Les « forêts de nuages », alliées indispensables des centrales hydroélectriques

Baignant dans une brume quasi permanente, les forêts tropicales d’altitude recèlent bien des surprises. Une étude montre comment ces écosystèmes particuliers réussissent à capter l’humidité ambiante pour la transformer en eau exploitable dans les centrales hydroélectriques.

Par Mathieu Viviani Publié le 10 juin 2013 à 0 h 05

Baignant dans une brume quasi permanente, les forêts tropicales d’altitude recèlent bien des surprises.

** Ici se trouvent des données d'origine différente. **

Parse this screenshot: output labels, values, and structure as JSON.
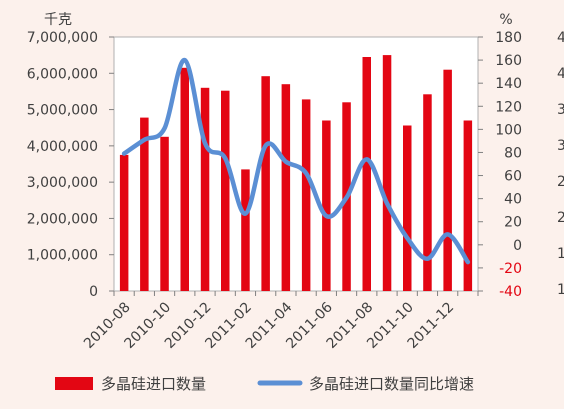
{
  "chart_data": {
    "type": "bar+line",
    "y_left_unit": "千克",
    "y_right_unit": "%",
    "y_left_ticks": [
      "0",
      "1,000,000",
      "2,000,000",
      "3,000,000",
      "4,000,000",
      "5,000,000",
      "6,000,000",
      "7,000,000"
    ],
    "y_left_range": [
      0,
      7000000
    ],
    "y_right_ticks": [
      "-40",
      "-20",
      "0",
      "20",
      "40",
      "60",
      "80",
      "100",
      "120",
      "140",
      "160",
      "180"
    ],
    "y_right_range": [
      -40,
      180
    ],
    "x_tick_labels": [
      "2010-08",
      "2010-10",
      "2010-12",
      "2011-02",
      "2011-04",
      "2011-06",
      "2011-08",
      "2011-10",
      "2011-12"
    ],
    "months": [
      "2010-08",
      "2010-09",
      "2010-10",
      "2010-11",
      "2010-12",
      "2011-01",
      "2011-02",
      "2011-03",
      "2011-04",
      "2011-05",
      "2011-06",
      "2011-07",
      "2011-08",
      "2011-09",
      "2011-10",
      "2011-11",
      "2011-12",
      "2012-01"
    ],
    "series": [
      {
        "name": "多晶硅进口数量",
        "kind": "bar",
        "axis": "left",
        "color": "#e30613",
        "values": [
          3750000,
          4780000,
          4250000,
          6150000,
          5600000,
          5520000,
          3350000,
          5920000,
          5700000,
          5280000,
          4700000,
          5200000,
          6450000,
          6500000,
          4560000,
          5420000,
          6100000,
          4700000
        ]
      },
      {
        "name": "多晶硅进口数量同比增速",
        "kind": "line",
        "axis": "right",
        "color": "#5b8fd4",
        "values": [
          79,
          91,
          101,
          160,
          88,
          75,
          27,
          86,
          72,
          62,
          25,
          41,
          74,
          36,
          6,
          -12,
          9,
          -15
        ]
      }
    ],
    "cut_off_right_axis_ticks": [
      "4",
      "4",
      "3",
      "3",
      "2",
      "2",
      "1",
      "1"
    ],
    "grid": false,
    "legend_position": "bottom"
  },
  "colors": {
    "background": "#fcf1ec",
    "plot_background": "#ffffff",
    "bar": "#e30613",
    "line": "#5b8fd4",
    "negative_tick": "#e30613",
    "axis_text": "#404040"
  }
}
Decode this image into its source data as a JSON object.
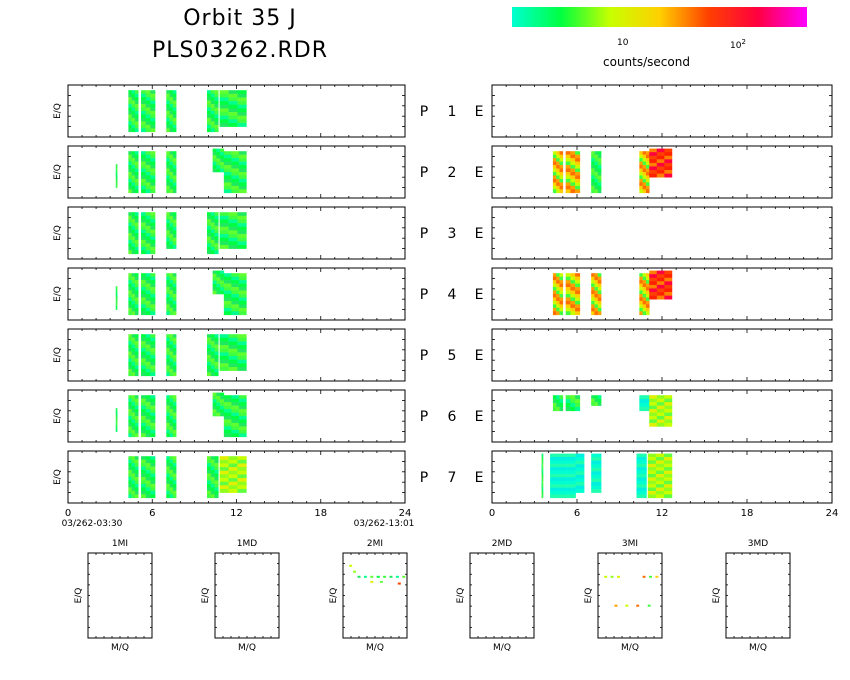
{
  "header": {
    "title_line1": "Orbit 35 J",
    "title_line2": "PLS03262.RDR"
  },
  "colorbar": {
    "unit_label": "counts/second",
    "tick_10": "10",
    "tick_100_base": "10",
    "tick_100_exp": "2",
    "colors": [
      "#00ffd0",
      "#00ff40",
      "#c8ff00",
      "#ffd000",
      "#ff4000",
      "#ff0040",
      "#ff00ff"
    ]
  },
  "chart_data": [
    {
      "type": "heatmap",
      "panel": "P-channels (left column)",
      "ylabel": "E/Q",
      "xlim": [
        0,
        24
      ],
      "xticks": [
        "0",
        "6",
        "12",
        "18",
        "24"
      ],
      "time_start": "03/262-03:30",
      "time_end": "03/262-13:01",
      "channels": [
        {
          "label": "P 1",
          "blocks": [
            [
              4.3,
              5.0,
              0.1,
              0.9,
              "g"
            ],
            [
              5.2,
              6.2,
              0.1,
              0.9,
              "g"
            ],
            [
              7.0,
              7.7,
              0.1,
              0.9,
              "g"
            ],
            [
              9.9,
              10.7,
              0.1,
              0.9,
              "g"
            ],
            [
              10.8,
              12.7,
              0.1,
              0.8,
              "g"
            ]
          ]
        },
        {
          "label": "P 2",
          "blocks": [
            [
              3.4,
              3.5,
              0.35,
              0.8,
              "g"
            ],
            [
              4.3,
              5.0,
              0.1,
              0.9,
              "g"
            ],
            [
              5.2,
              6.2,
              0.1,
              0.9,
              "g"
            ],
            [
              7.0,
              7.7,
              0.1,
              0.9,
              "g"
            ],
            [
              10.3,
              11.1,
              0.05,
              0.5,
              "g"
            ],
            [
              11.1,
              12.7,
              0.1,
              0.9,
              "g"
            ]
          ]
        },
        {
          "label": "P 3",
          "blocks": [
            [
              4.3,
              5.0,
              0.1,
              0.9,
              "g"
            ],
            [
              5.2,
              6.2,
              0.1,
              0.9,
              "g"
            ],
            [
              7.0,
              7.7,
              0.1,
              0.8,
              "g"
            ],
            [
              9.9,
              10.7,
              0.1,
              0.9,
              "g"
            ],
            [
              10.8,
              12.7,
              0.1,
              0.8,
              "g"
            ]
          ]
        },
        {
          "label": "P 4",
          "blocks": [
            [
              3.4,
              3.5,
              0.35,
              0.8,
              "g"
            ],
            [
              4.3,
              5.0,
              0.1,
              0.9,
              "g"
            ],
            [
              5.2,
              6.2,
              0.1,
              0.9,
              "g"
            ],
            [
              7.0,
              7.7,
              0.1,
              0.9,
              "g"
            ],
            [
              10.3,
              11.1,
              0.05,
              0.5,
              "g"
            ],
            [
              11.1,
              12.7,
              0.1,
              0.9,
              "g"
            ]
          ]
        },
        {
          "label": "P 5",
          "blocks": [
            [
              4.3,
              5.0,
              0.1,
              0.9,
              "g"
            ],
            [
              5.2,
              6.2,
              0.1,
              0.9,
              "g"
            ],
            [
              7.0,
              7.7,
              0.1,
              0.9,
              "g"
            ],
            [
              9.9,
              10.7,
              0.1,
              0.9,
              "g"
            ],
            [
              10.8,
              12.7,
              0.1,
              0.8,
              "g"
            ]
          ]
        },
        {
          "label": "P 6",
          "blocks": [
            [
              3.4,
              3.5,
              0.35,
              0.8,
              "g"
            ],
            [
              4.3,
              5.0,
              0.1,
              0.9,
              "g"
            ],
            [
              5.2,
              6.2,
              0.1,
              0.9,
              "g"
            ],
            [
              7.0,
              7.7,
              0.1,
              0.9,
              "g"
            ],
            [
              10.3,
              11.1,
              0.05,
              0.5,
              "g"
            ],
            [
              11.1,
              12.7,
              0.1,
              0.9,
              "g"
            ]
          ]
        },
        {
          "label": "P 7",
          "blocks": [
            [
              4.3,
              5.0,
              0.1,
              0.9,
              "g"
            ],
            [
              5.2,
              6.2,
              0.1,
              0.9,
              "g"
            ],
            [
              7.0,
              7.7,
              0.1,
              0.9,
              "g"
            ],
            [
              9.9,
              10.7,
              0.1,
              0.9,
              "g"
            ],
            [
              10.8,
              12.7,
              0.1,
              0.8,
              "y"
            ]
          ]
        }
      ]
    },
    {
      "type": "heatmap",
      "panel": "E-channels (right column)",
      "xlim": [
        0,
        24
      ],
      "xticks": [
        "0",
        "6",
        "12",
        "18",
        "24"
      ],
      "channels": [
        {
          "label": "E",
          "blocks": []
        },
        {
          "label": "E",
          "blocks": [
            [
              4.3,
              5.0,
              0.1,
              0.9,
              "o"
            ],
            [
              5.2,
              6.2,
              0.1,
              0.9,
              "o"
            ],
            [
              7.0,
              7.7,
              0.1,
              0.9,
              "g"
            ],
            [
              10.4,
              11.1,
              0.1,
              0.9,
              "o"
            ],
            [
              11.1,
              12.7,
              0.05,
              0.6,
              "r"
            ]
          ]
        },
        {
          "label": "E",
          "blocks": []
        },
        {
          "label": "E",
          "blocks": [
            [
              4.3,
              5.0,
              0.1,
              0.9,
              "o"
            ],
            [
              5.2,
              6.2,
              0.1,
              0.9,
              "o"
            ],
            [
              7.0,
              7.7,
              0.1,
              0.9,
              "o"
            ],
            [
              10.4,
              11.1,
              0.1,
              0.9,
              "o"
            ],
            [
              11.1,
              12.7,
              0.05,
              0.6,
              "r"
            ]
          ]
        },
        {
          "label": "E",
          "blocks": []
        },
        {
          "label": "E",
          "blocks": [
            [
              4.3,
              5.0,
              0.1,
              0.4,
              "g"
            ],
            [
              5.2,
              6.2,
              0.1,
              0.4,
              "g"
            ],
            [
              7.0,
              7.7,
              0.1,
              0.3,
              "g"
            ],
            [
              10.4,
              11.1,
              0.1,
              0.4,
              "c"
            ],
            [
              11.1,
              12.7,
              0.1,
              0.7,
              "y"
            ]
          ]
        },
        {
          "label": "E",
          "blocks": [
            [
              3.5,
              3.6,
              0.05,
              0.9,
              "g"
            ],
            [
              4.1,
              5.9,
              0.05,
              0.9,
              "c"
            ],
            [
              5.9,
              6.5,
              0.05,
              0.8,
              "c"
            ],
            [
              7.0,
              7.7,
              0.05,
              0.8,
              "c"
            ],
            [
              10.2,
              10.9,
              0.05,
              0.9,
              "c"
            ],
            [
              11.0,
              12.7,
              0.05,
              0.9,
              "y"
            ]
          ]
        }
      ]
    },
    {
      "type": "scatter",
      "panel": "mass channels",
      "xlabel": "M/Q",
      "ylabel": "E/Q",
      "subplots": [
        {
          "title": "1MI",
          "points": []
        },
        {
          "title": "1MD",
          "points": []
        },
        {
          "title": "2MI",
          "points": [
            [
              0.12,
              0.85,
              "y"
            ],
            [
              0.18,
              0.78,
              "y"
            ],
            [
              0.25,
              0.72,
              "g"
            ],
            [
              0.35,
              0.72,
              "g"
            ],
            [
              0.45,
              0.72,
              "g"
            ],
            [
              0.55,
              0.72,
              "g"
            ],
            [
              0.65,
              0.72,
              "g"
            ],
            [
              0.75,
              0.72,
              "g"
            ],
            [
              0.85,
              0.72,
              "g"
            ],
            [
              0.95,
              0.72,
              "g"
            ],
            [
              0.45,
              0.66,
              "y"
            ],
            [
              0.6,
              0.66,
              "y"
            ],
            [
              0.88,
              0.64,
              "r"
            ]
          ]
        },
        {
          "title": "2MD",
          "points": []
        },
        {
          "title": "3MI",
          "points": [
            [
              0.12,
              0.72,
              "y"
            ],
            [
              0.22,
              0.72,
              "y"
            ],
            [
              0.32,
              0.72,
              "y"
            ],
            [
              0.72,
              0.72,
              "o"
            ],
            [
              0.82,
              0.72,
              "o"
            ],
            [
              0.92,
              0.72,
              "o"
            ],
            [
              0.28,
              0.38,
              "o"
            ],
            [
              0.45,
              0.38,
              "o"
            ],
            [
              0.62,
              0.38,
              "o"
            ],
            [
              0.8,
              0.38,
              "o"
            ]
          ]
        },
        {
          "title": "3MD",
          "points": []
        }
      ]
    }
  ]
}
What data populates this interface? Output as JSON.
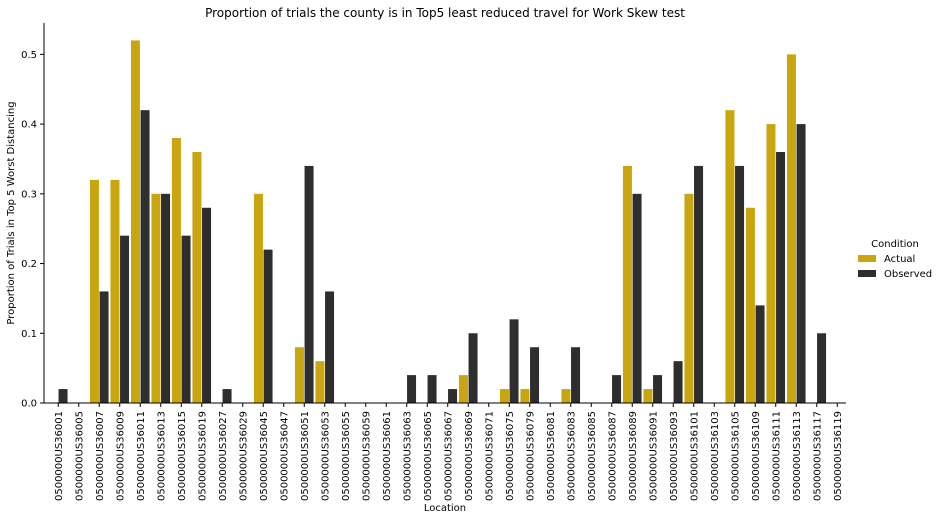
{
  "chart_data": {
    "type": "bar",
    "title": "Proportion of trials the county is in Top5 least reduced travel for Work Skew test",
    "xlabel": "Location",
    "ylabel": "Proportion of Trials in Top 5 Worst Distancing",
    "ylim": [
      0,
      0.545
    ],
    "yticks": [
      0.0,
      0.1,
      0.2,
      0.3,
      0.4,
      0.5
    ],
    "ytick_labels": [
      "0.0",
      "0.1",
      "0.2",
      "0.3",
      "0.4",
      "0.5"
    ],
    "categories": [
      "0500000US36001",
      "0500000US36005",
      "0500000US36007",
      "0500000US36009",
      "0500000US36011",
      "0500000US36013",
      "0500000US36015",
      "0500000US36019",
      "0500000US36027",
      "0500000US36029",
      "0500000US36045",
      "0500000US36047",
      "0500000US36051",
      "0500000US36053",
      "0500000US36055",
      "0500000US36059",
      "0500000US36061",
      "0500000US36063",
      "0500000US36065",
      "0500000US36067",
      "0500000US36069",
      "0500000US36071",
      "0500000US36075",
      "0500000US36079",
      "0500000US36081",
      "0500000US36083",
      "0500000US36085",
      "0500000US36087",
      "0500000US36089",
      "0500000US36091",
      "0500000US36093",
      "0500000US36101",
      "0500000US36103",
      "0500000US36105",
      "0500000US36109",
      "0500000US36111",
      "0500000US36113",
      "0500000US36117",
      "0500000US36119"
    ],
    "series": [
      {
        "name": "Actual",
        "color": "#c9a60f",
        "values": [
          0,
          0,
          0.32,
          0.32,
          0.52,
          0.3,
          0.38,
          0.36,
          0,
          0,
          0.3,
          0,
          0.08,
          0.06,
          0,
          0,
          0,
          0,
          0,
          0,
          0.04,
          0,
          0.02,
          0.02,
          0,
          0.02,
          0,
          0,
          0.34,
          0.02,
          0,
          0.3,
          0,
          0.42,
          0.28,
          0.4,
          0.5,
          0,
          0
        ]
      },
      {
        "name": "Observed",
        "color": "#2e2e2e",
        "values": [
          0.02,
          0,
          0.16,
          0.24,
          0.42,
          0.3,
          0.24,
          0.28,
          0.02,
          0,
          0.22,
          0,
          0.34,
          0.16,
          0,
          0,
          0,
          0.04,
          0.04,
          0.02,
          0.1,
          0,
          0.12,
          0.08,
          0,
          0.08,
          0,
          0.04,
          0.3,
          0.04,
          0.06,
          0.34,
          0,
          0.34,
          0.14,
          0.36,
          0.4,
          0.1,
          0
        ]
      }
    ],
    "legend": {
      "title": "Condition",
      "placement": "right",
      "entries": [
        "Actual",
        "Observed"
      ]
    },
    "grid": false
  }
}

Une étude montre comment ces écosystèmes particuliers réussissent à capter l’humidité ambiante pour la transformer en eau exploitable dans les centrales hydroélectriques.

© Chinmayahd

La moitié de l’eau des retenues provient de ces écosystèmes

Perdues au sommet des montagnes, les forêts de nuages étaient surtout connues pour abriter une biodiversité d’une incroyable richesse. Une nouvelle étude présentée à Bonn au cours d’une conférence intitulée L’eau dans l’anthropocène révèle qu’elles jouent également un rôle crucial dans l’approvisionnement en eau des barrages.

Leonardo Sáenz, coauteur du rapport, explique que ces écosystèmes sont indispensables à la production d’électricité sous les tropiques :

« Bien qu’elles n’occupent que 4,4 % des zones alimentant les retenues tropicales, les forêts de nuages filtrent près de 50 % de l’eau superficielle disponible pour ces barrages », affirme le chercheur, directeur du département d’éco-hydrologie de l’ONG Conservation international.

Des pièges à brume d’une efficacité redoutable

Dans son laboratoire du King’s College, à Londres, Leonardo Sáenz a mis au point une « chambre à nuages » qui lui permet de mesurer les variations de poids des végétaux au cours de la captation de gouttes d’eau.

Ainsi qualifiées lorsqu’elles baignent dans la brume pendant au moins 70 % de l’année, les forêts de nuages interceptent des microgouttelettes qui glissent ensuite le long des branches et des troncs d’arbres avant d’atteindre le sol. Si le scientifique colombien parle de filtration, c’est parce que l’eau drainée par ces écosystèmes contient beaucoup moins de polluants que celle provenant par exemple des terres agricoles. Elle charrie également très peu de sédiments, ce qui constitue un autre avantage pour son utilisation dans les centrales hydroélectriques.

Si l’eau disponible dans les barrages provient en grande partie des forêts de nuages, c’est principalement en raison de leur climat spécifique. Les précipitations y sont 43 % plus abondantes que dans le reste des bassins tropicaux, et l’humidité ambiante extrême diminue les pertes d'eau.

Prendre soin des forêts suffirait à augmenter la production d’électricité

« Puisqu’elles sont recouvertes par les nuages 70 % de l'année, on assiste à une réduction de la radiation solaire et donc de l'énergie disponible pour l'évapotranspiration », explique le chercheur. « Les forêts sont de véritables structures vertes capables de capturer la brume, qui est ensuite incorporée au sol et transportée jusqu’aux rivières nous fournissant de l’eau potable, pour irriguer et pour produire de l’énergie. »

Dans les pays émergents, où les besoins en électricité connaissent une croissance vertigineuse, la préservation de ces milieux est donc primordiale. Dans le cas de la retenue de Calima, en Colombie, les scientifiques ont même démontré que la protection et la restauration des forêts de nuages pourraient permettre d’augmenter la production de la centrale électrique.

En plus de leur rôle dans la captation de l’eau, les forêts d’altitude représentent un refuge important pour la biodiversité, et abritent plusieurs espèces menacées comme l’ours à lunettes ou le tapir des montagnes.

Mais ces écosystèmes comptent aussi parmi les plus menacés. Près de 55 % des forêts de nuages ont déjà disparu, soit une surface équivalant à celle de l'Argentine.